Farías Ginny G, Britt Dylan J, Bonifacino Juan S
Cell Biology and Neurobiology Branch, Eunice Kennedy Shriver National Institute of Child Health and Human Development, National Institutes of Health, Bethesda, MD, 20892, USA.
Cell Biology and Neurobiology Branch, Eunice Kennedy Shriver National Institute of Child Health and Human Development, National Institutes of Health, 35A Convent Drive, Room 2F226, MSC 3758, Bethesda, MD, 20892, USA.
Methods Mol Biol. 2016;1496:13-30. doi: 10.1007/978-1-4939-6463-5_2.

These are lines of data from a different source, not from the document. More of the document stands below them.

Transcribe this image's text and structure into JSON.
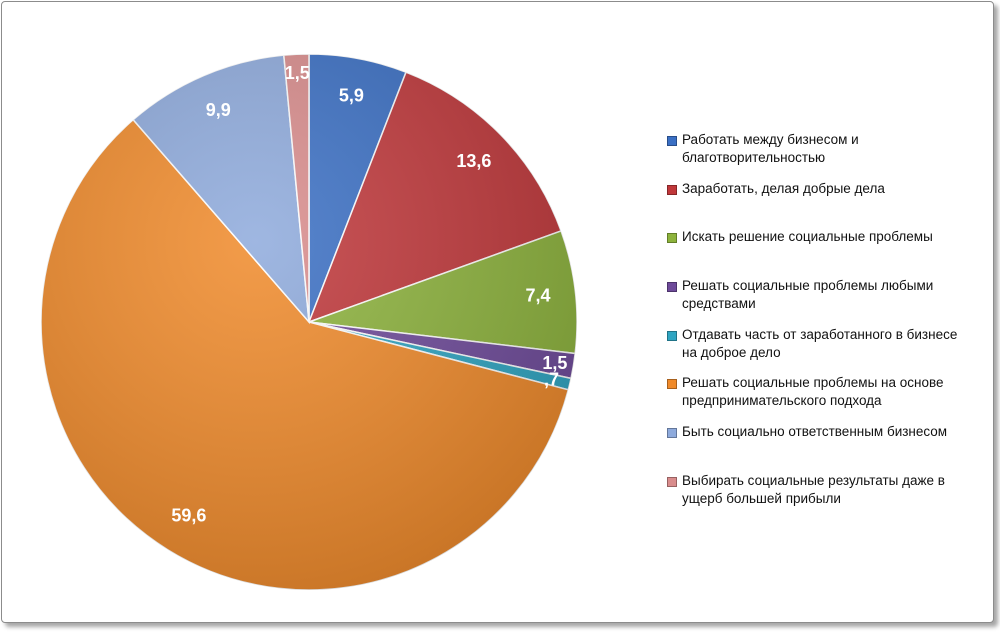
{
  "chart_data": {
    "type": "pie",
    "start": "12 o'clock",
    "direction": "clockwise",
    "legend_position": "right",
    "slices": [
      {
        "name": "Работать между бизнесом и благотворительностью",
        "value": 5.9,
        "label": "5,9",
        "color": "#3a6fc4"
      },
      {
        "name": "Заработать, делая добрые дела",
        "value": 13.6,
        "label": "13,6",
        "color": "#c0373a"
      },
      {
        "name": "Искать решение социальные проблемы",
        "value": 7.4,
        "label": "7,4",
        "color": "#8db33c"
      },
      {
        "name": "Решать социальные проблемы любыми средствами",
        "value": 1.5,
        "label": "1,5",
        "color": "#6e4a9a"
      },
      {
        "name": "Отдавать часть от заработанного в бизнесе на доброе дело",
        "value": 0.7,
        "label": ",7",
        "color": "#2fa5c2"
      },
      {
        "name": "Решать социальные проблемы на основе предпринимательского подхода",
        "value": 59.6,
        "label": "59,6",
        "color": "#f08a2a"
      },
      {
        "name": "Быть социально ответственным бизнесом",
        "value": 9.9,
        "label": "9,9",
        "color": "#8eaadc"
      },
      {
        "name": "Выбирать социальные результаты даже в ущерб большей прибыли",
        "value": 1.5,
        "label": "1,5",
        "color": "#d98c8c"
      }
    ]
  }
}
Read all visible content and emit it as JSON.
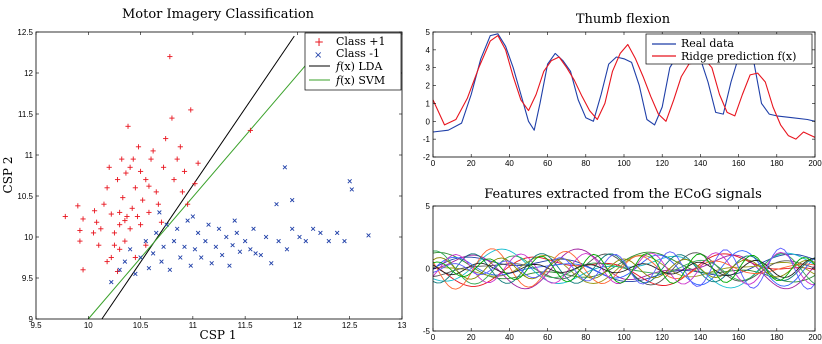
{
  "chart_data": [
    {
      "type": "scatter",
      "title": "Motor Imagery Classification",
      "xlabel": "CSP 1",
      "ylabel": "CSP 2",
      "xlim": [
        9.5,
        13
      ],
      "ylim": [
        9,
        12.5
      ],
      "xticks": [
        "9.5",
        "10",
        "10.5",
        "11",
        "11.5",
        "12",
        "12.5",
        "13"
      ],
      "yticks": [
        "9",
        "9.5",
        "10",
        "10.5",
        "11",
        "11.5",
        "12",
        "12.5"
      ],
      "legend_position": "top-right",
      "series": [
        {
          "name": "Class +1",
          "marker": "+",
          "color": "#e8141e",
          "points": [
            [
              9.78,
              10.25
            ],
            [
              9.9,
              10.38
            ],
            [
              9.95,
              10.22
            ],
            [
              9.92,
              9.95
            ],
            [
              9.95,
              9.6
            ],
            [
              9.92,
              10.08
            ],
            [
              10.05,
              10.05
            ],
            [
              10.08,
              10.18
            ],
            [
              10.1,
              9.9
            ],
            [
              10.12,
              10.1
            ],
            [
              10.15,
              10.4
            ],
            [
              10.18,
              10.6
            ],
            [
              10.2,
              10.85
            ],
            [
              10.22,
              10.28
            ],
            [
              10.22,
              9.75
            ],
            [
              10.25,
              10.05
            ],
            [
              10.25,
              9.9
            ],
            [
              10.28,
              10.7
            ],
            [
              10.3,
              10.3
            ],
            [
              10.3,
              10.15
            ],
            [
              10.3,
              9.85
            ],
            [
              10.32,
              10.95
            ],
            [
              10.33,
              10.48
            ],
            [
              10.35,
              10.2
            ],
            [
              10.35,
              9.95
            ],
            [
              10.37,
              10.25
            ],
            [
              10.38,
              11.35
            ],
            [
              10.4,
              10.85
            ],
            [
              10.4,
              10.1
            ],
            [
              10.42,
              10.35
            ],
            [
              10.43,
              10.95
            ],
            [
              10.45,
              10.6
            ],
            [
              10.45,
              9.75
            ],
            [
              10.47,
              10.25
            ],
            [
              10.48,
              11.1
            ],
            [
              10.5,
              10.8
            ],
            [
              10.5,
              10.15
            ],
            [
              10.52,
              10.45
            ],
            [
              10.55,
              10.7
            ],
            [
              10.55,
              9.9
            ],
            [
              10.58,
              10.3
            ],
            [
              10.6,
              10.95
            ],
            [
              10.62,
              11.05
            ],
            [
              10.65,
              10.55
            ],
            [
              10.67,
              10.4
            ],
            [
              10.7,
              10.18
            ],
            [
              10.72,
              10.85
            ],
            [
              10.74,
              11.2
            ],
            [
              10.78,
              12.2
            ],
            [
              10.8,
              11.45
            ],
            [
              10.82,
              10.7
            ],
            [
              10.85,
              10.95
            ],
            [
              10.88,
              11.1
            ],
            [
              10.9,
              10.55
            ],
            [
              10.92,
              10.8
            ],
            [
              10.95,
              10.4
            ],
            [
              10.98,
              11.55
            ],
            [
              11.02,
              10.65
            ],
            [
              11.05,
              10.9
            ],
            [
              11.55,
              11.3
            ],
            [
              10.28,
              9.58
            ],
            [
              10.18,
              9.7
            ],
            [
              10.06,
              10.32
            ],
            [
              10.36,
              10.78
            ],
            [
              10.58,
              10.62
            ]
          ]
        },
        {
          "name": "Class -1",
          "marker": "x",
          "color": "#1f3fa8",
          "points": [
            [
              10.22,
              9.45
            ],
            [
              10.3,
              9.6
            ],
            [
              10.35,
              9.7
            ],
            [
              10.4,
              9.85
            ],
            [
              10.45,
              9.55
            ],
            [
              10.5,
              9.75
            ],
            [
              10.55,
              9.95
            ],
            [
              10.58,
              9.62
            ],
            [
              10.62,
              9.8
            ],
            [
              10.65,
              10.05
            ],
            [
              10.7,
              9.7
            ],
            [
              10.72,
              9.88
            ],
            [
              10.75,
              10.15
            ],
            [
              10.78,
              9.6
            ],
            [
              10.82,
              9.95
            ],
            [
              10.85,
              10.1
            ],
            [
              10.88,
              9.75
            ],
            [
              10.92,
              9.88
            ],
            [
              10.95,
              10.2
            ],
            [
              10.98,
              9.65
            ],
            [
              11.02,
              9.85
            ],
            [
              11.05,
              10.05
            ],
            [
              11.08,
              9.75
            ],
            [
              11.12,
              9.95
            ],
            [
              11.15,
              10.15
            ],
            [
              11.18,
              9.68
            ],
            [
              11.22,
              9.88
            ],
            [
              11.25,
              10.1
            ],
            [
              11.28,
              9.78
            ],
            [
              11.32,
              10.0
            ],
            [
              11.35,
              9.65
            ],
            [
              11.38,
              9.9
            ],
            [
              11.42,
              10.05
            ],
            [
              11.45,
              9.82
            ],
            [
              11.5,
              9.95
            ],
            [
              11.55,
              9.85
            ],
            [
              11.58,
              10.1
            ],
            [
              11.6,
              9.8
            ],
            [
              11.65,
              9.78
            ],
            [
              11.7,
              10.0
            ],
            [
              11.75,
              9.68
            ],
            [
              11.8,
              10.4
            ],
            [
              11.82,
              9.95
            ],
            [
              11.88,
              10.85
            ],
            [
              11.9,
              9.85
            ],
            [
              11.95,
              10.1
            ],
            [
              12.02,
              10.0
            ],
            [
              12.08,
              9.95
            ],
            [
              12.15,
              10.1
            ],
            [
              12.22,
              10.05
            ],
            [
              12.3,
              9.95
            ],
            [
              12.38,
              10.05
            ],
            [
              12.45,
              9.95
            ],
            [
              12.5,
              10.68
            ],
            [
              12.52,
              10.58
            ],
            [
              12.68,
              10.02
            ],
            [
              11.0,
              10.25
            ],
            [
              10.68,
              10.3
            ],
            [
              11.4,
              10.2
            ],
            [
              11.95,
              10.45
            ]
          ]
        }
      ],
      "lines": [
        {
          "name": "$f(x)$ LDA",
          "label_parts": [
            "f",
            "(x) LDA"
          ],
          "color": "#000000",
          "x": [
            10.13,
            11.97
          ],
          "y": [
            9.0,
            12.45
          ]
        },
        {
          "name": "$f(x)$ SVM",
          "label_parts": [
            "f",
            "(x) SVM"
          ],
          "color": "#3aa12a",
          "x": [
            10.0,
            12.15
          ],
          "y": [
            9.0,
            12.2
          ]
        }
      ]
    },
    {
      "type": "line",
      "title": "Thumb flexion",
      "xlim": [
        0,
        200
      ],
      "ylim": [
        -2,
        5
      ],
      "xticks": [
        "0",
        "20",
        "40",
        "60",
        "80",
        "100",
        "120",
        "140",
        "160",
        "180",
        "200"
      ],
      "yticks": [
        "-2",
        "-1",
        "0",
        "1",
        "2",
        "3",
        "4",
        "5"
      ],
      "legend_position": "top-right",
      "series": [
        {
          "name": "Real data",
          "color": "#1f3fa8",
          "x": [
            0,
            8,
            15,
            20,
            25,
            30,
            34,
            38,
            42,
            46,
            50,
            53,
            56,
            60,
            64,
            68,
            72,
            76,
            80,
            84,
            88,
            92,
            96,
            100,
            104,
            108,
            112,
            116,
            120,
            124,
            128,
            132,
            136,
            140,
            144,
            148,
            152,
            156,
            160,
            164,
            168,
            172,
            176,
            180,
            188,
            196,
            200
          ],
          "y": [
            -0.6,
            -0.5,
            -0.1,
            1.5,
            3.5,
            4.8,
            4.9,
            4.2,
            3.0,
            1.5,
            0.0,
            -0.5,
            1.0,
            3.2,
            3.8,
            3.4,
            2.8,
            1.2,
            0.2,
            0.0,
            1.5,
            3.2,
            3.6,
            3.5,
            3.3,
            2.0,
            0.1,
            -0.2,
            0.8,
            3.0,
            3.7,
            3.5,
            3.8,
            3.5,
            2.2,
            0.5,
            0.4,
            2.2,
            3.6,
            3.5,
            3.3,
            1.0,
            0.4,
            0.3,
            0.2,
            0.1,
            0.0
          ]
        },
        {
          "name": "Ridge prediction f(x)",
          "color": "#e8141e",
          "x": [
            0,
            6,
            12,
            18,
            24,
            30,
            34,
            38,
            42,
            46,
            50,
            54,
            58,
            62,
            66,
            70,
            74,
            78,
            82,
            86,
            90,
            94,
            98,
            102,
            106,
            110,
            114,
            118,
            122,
            126,
            130,
            134,
            138,
            142,
            146,
            150,
            154,
            158,
            162,
            166,
            170,
            174,
            178,
            182,
            186,
            190,
            194,
            200
          ],
          "y": [
            1.2,
            -0.2,
            0.1,
            1.3,
            3.0,
            4.5,
            4.8,
            4.0,
            2.5,
            1.2,
            0.6,
            1.5,
            2.8,
            3.4,
            3.6,
            3.0,
            2.3,
            1.4,
            0.6,
            0.1,
            1.0,
            2.8,
            3.8,
            4.3,
            3.5,
            2.5,
            1.4,
            0.4,
            0.0,
            1.2,
            2.5,
            3.2,
            3.3,
            3.5,
            3.0,
            1.5,
            0.5,
            0.3,
            1.5,
            2.6,
            2.7,
            2.2,
            0.8,
            -0.2,
            -0.8,
            -1.0,
            -0.6,
            -0.9
          ]
        }
      ]
    },
    {
      "type": "line",
      "title": "Features extracted from the ECoG signals",
      "xlim": [
        0,
        200
      ],
      "ylim": [
        -5,
        5
      ],
      "xticks": [
        "0",
        "20",
        "40",
        "60",
        "80",
        "100",
        "120",
        "140",
        "160",
        "180",
        "200"
      ],
      "yticks": [
        "-5",
        "0",
        "5"
      ],
      "num_series": 16,
      "series_colors": [
        "#1f3fa8",
        "#2e8b2e",
        "#e8141e",
        "#17becf",
        "#a020a0",
        "#9a9a1a",
        "#555555",
        "#3366ff",
        "#33aa55",
        "#ff6633",
        "#0f7a7a",
        "#cc33cc",
        "#888800",
        "#222222",
        "#5a5aff",
        "#00aa00"
      ]
    }
  ]
}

The study of polarized protein trafficking in live neurons is critical for understanding neuronal structure and function. Given the complex anatomy of neurons and the numerous trafficking pathways that are active in them, however, visualization of specific vesicle populations leaving the Golgi complex presents unique challenges. Indeed, several approaches used in non-polarized cells, and even in polarized epithelial cells, have been less successful in neurons. Here, we describe an adaptation of the recently developed Retention Using Selective Hooks (RUSH) system (Boncompain et al., Nat Methods 9:493-498, 2012), previously used in non-polarized cells, to analyze the polarized sorting of proteins from the Golgi complex to dendrites and axons in live neurons. The RUSH system involves the retention of a fluorescently tagged cargo protein fused to the streptavidin-binding peptide (SBP) in the endoplasmic reticulum (ER) through the expression of an ER-hook protein fused to streptavidin. Upon D-biotin addition, the cargo protein is released and its traffic to dendrites and axons can be analyzed in live neurons.
研究活神经元中极化蛋白运输对于理解神经元结构和功能至关重要。然而,鉴于神经元复杂的解剖结构以及其中活跃的众多运输途径,可视化从高尔基体复合体离开的特定囊泡群体面临着独特的挑战。实际上,在非极化细胞甚至极化上皮细胞中使用的几种方法,在神经元中并不那么成功。在这里,我们描述了一种对最近开发的选择性钩子保留(RUSH)系统(Boncompain等人,《自然方法》9:493 - 498,2012)的改进,该系统先前用于非极化细胞,用于分析活神经元中从高尔基体复合体到树突和轴突的蛋白极化分选。RUSH系统涉及通过与链霉亲和素融合的内质网(ER)钩子蛋白的表达,将与链霉亲和素结合肽(SBP)融合的荧光标记货物蛋白保留在内质网中。添加D - 生物素后,货物蛋白被释放,其向树突和轴突的运输可在活神经元中进行分析。